Eye of the Beholder in U. S. Catholic Magazine

AUGUST 2011

Originally published with image: Auguste Rodin, The Thinker, 1880-1881; Cleveland Museum of Art

Rodin supervised fewer than 10 casts of the large version of his work The Thinker during his lifetime.  In 1970 the copy owned by the Cleveland Museum of Art was damaged by a bomb.  Both motivation and perpetrator remain unknown, but for a variety of reasons the museum decided not to repair the damage.  Paradoxically a sculpture that depicts the human capacity to consider our actions and reflect upon our lives now also stands as a monument to the human penchant for destruction.

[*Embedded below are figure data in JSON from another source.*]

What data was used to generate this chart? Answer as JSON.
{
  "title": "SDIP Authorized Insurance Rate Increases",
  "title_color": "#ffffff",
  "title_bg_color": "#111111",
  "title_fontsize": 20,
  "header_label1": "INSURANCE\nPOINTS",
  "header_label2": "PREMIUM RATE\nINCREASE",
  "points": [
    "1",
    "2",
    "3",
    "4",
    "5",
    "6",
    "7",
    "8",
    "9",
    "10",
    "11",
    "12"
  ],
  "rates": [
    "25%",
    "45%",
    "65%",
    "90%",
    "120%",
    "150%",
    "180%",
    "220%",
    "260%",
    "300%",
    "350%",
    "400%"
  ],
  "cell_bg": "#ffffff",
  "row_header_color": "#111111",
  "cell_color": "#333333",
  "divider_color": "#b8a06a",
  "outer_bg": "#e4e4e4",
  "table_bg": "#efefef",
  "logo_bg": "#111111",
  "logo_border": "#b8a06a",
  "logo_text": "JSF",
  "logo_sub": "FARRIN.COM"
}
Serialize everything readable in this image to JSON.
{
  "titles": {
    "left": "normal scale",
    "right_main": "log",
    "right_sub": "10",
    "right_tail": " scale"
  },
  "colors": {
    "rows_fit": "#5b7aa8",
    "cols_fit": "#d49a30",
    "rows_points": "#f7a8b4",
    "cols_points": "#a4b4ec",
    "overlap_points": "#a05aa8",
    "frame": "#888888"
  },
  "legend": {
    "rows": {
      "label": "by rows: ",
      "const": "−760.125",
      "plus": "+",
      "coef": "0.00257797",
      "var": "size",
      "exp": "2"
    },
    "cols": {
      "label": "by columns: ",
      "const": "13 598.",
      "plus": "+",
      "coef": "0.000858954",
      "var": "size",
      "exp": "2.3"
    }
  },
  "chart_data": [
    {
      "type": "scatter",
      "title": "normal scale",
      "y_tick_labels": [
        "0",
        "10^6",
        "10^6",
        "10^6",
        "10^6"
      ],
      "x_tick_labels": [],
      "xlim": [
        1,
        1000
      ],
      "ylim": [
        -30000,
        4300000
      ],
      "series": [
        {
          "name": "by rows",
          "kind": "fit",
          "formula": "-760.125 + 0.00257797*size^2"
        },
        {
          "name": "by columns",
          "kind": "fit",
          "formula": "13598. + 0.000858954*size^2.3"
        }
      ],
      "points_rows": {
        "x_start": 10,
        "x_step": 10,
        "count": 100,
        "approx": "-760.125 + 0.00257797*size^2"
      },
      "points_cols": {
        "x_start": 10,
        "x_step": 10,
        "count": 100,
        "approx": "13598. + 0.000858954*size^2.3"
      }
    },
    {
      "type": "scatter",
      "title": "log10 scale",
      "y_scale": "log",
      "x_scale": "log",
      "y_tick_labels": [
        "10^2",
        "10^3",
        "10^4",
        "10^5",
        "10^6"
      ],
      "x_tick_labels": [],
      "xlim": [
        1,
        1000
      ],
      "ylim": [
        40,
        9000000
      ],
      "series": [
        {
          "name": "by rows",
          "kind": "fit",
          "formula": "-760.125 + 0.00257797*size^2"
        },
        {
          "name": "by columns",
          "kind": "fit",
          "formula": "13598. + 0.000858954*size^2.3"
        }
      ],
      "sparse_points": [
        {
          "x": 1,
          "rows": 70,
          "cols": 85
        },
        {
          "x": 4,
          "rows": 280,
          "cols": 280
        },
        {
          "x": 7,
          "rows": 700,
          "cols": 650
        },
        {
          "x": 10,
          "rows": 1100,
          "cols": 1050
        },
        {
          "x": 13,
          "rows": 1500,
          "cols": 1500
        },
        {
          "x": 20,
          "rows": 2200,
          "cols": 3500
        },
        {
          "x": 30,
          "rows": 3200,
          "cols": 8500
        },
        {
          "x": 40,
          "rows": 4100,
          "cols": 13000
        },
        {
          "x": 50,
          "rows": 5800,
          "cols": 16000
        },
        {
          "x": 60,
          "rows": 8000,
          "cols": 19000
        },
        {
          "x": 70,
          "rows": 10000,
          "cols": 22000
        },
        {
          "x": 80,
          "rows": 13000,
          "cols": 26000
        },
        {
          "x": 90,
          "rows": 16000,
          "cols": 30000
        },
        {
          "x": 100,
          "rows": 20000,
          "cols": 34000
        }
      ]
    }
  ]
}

According to the Book of Genesis (4: 1-16), the primordial act of human violence--Cain killing his brother Abel--sprang from the resentment Cain felt because God “looked with favor on” Abel’s offering.  My grade school textbooks justified God’s reaction by describing Abel’s gift as the choicest animals from his flock and Cain’s as inferior produce from his fields, an explanation absent from the biblical text.

Our lives are populated by acts that lie somewhere between wise choices carefully considered and deeds fueled by emotions run amok (the rationale cited for Abel’s murder).  We can spend our time protesting our responsibility as Cain did--“Am I my brother’s keeper?”--or honestly acknowledging our own capacity for brutality.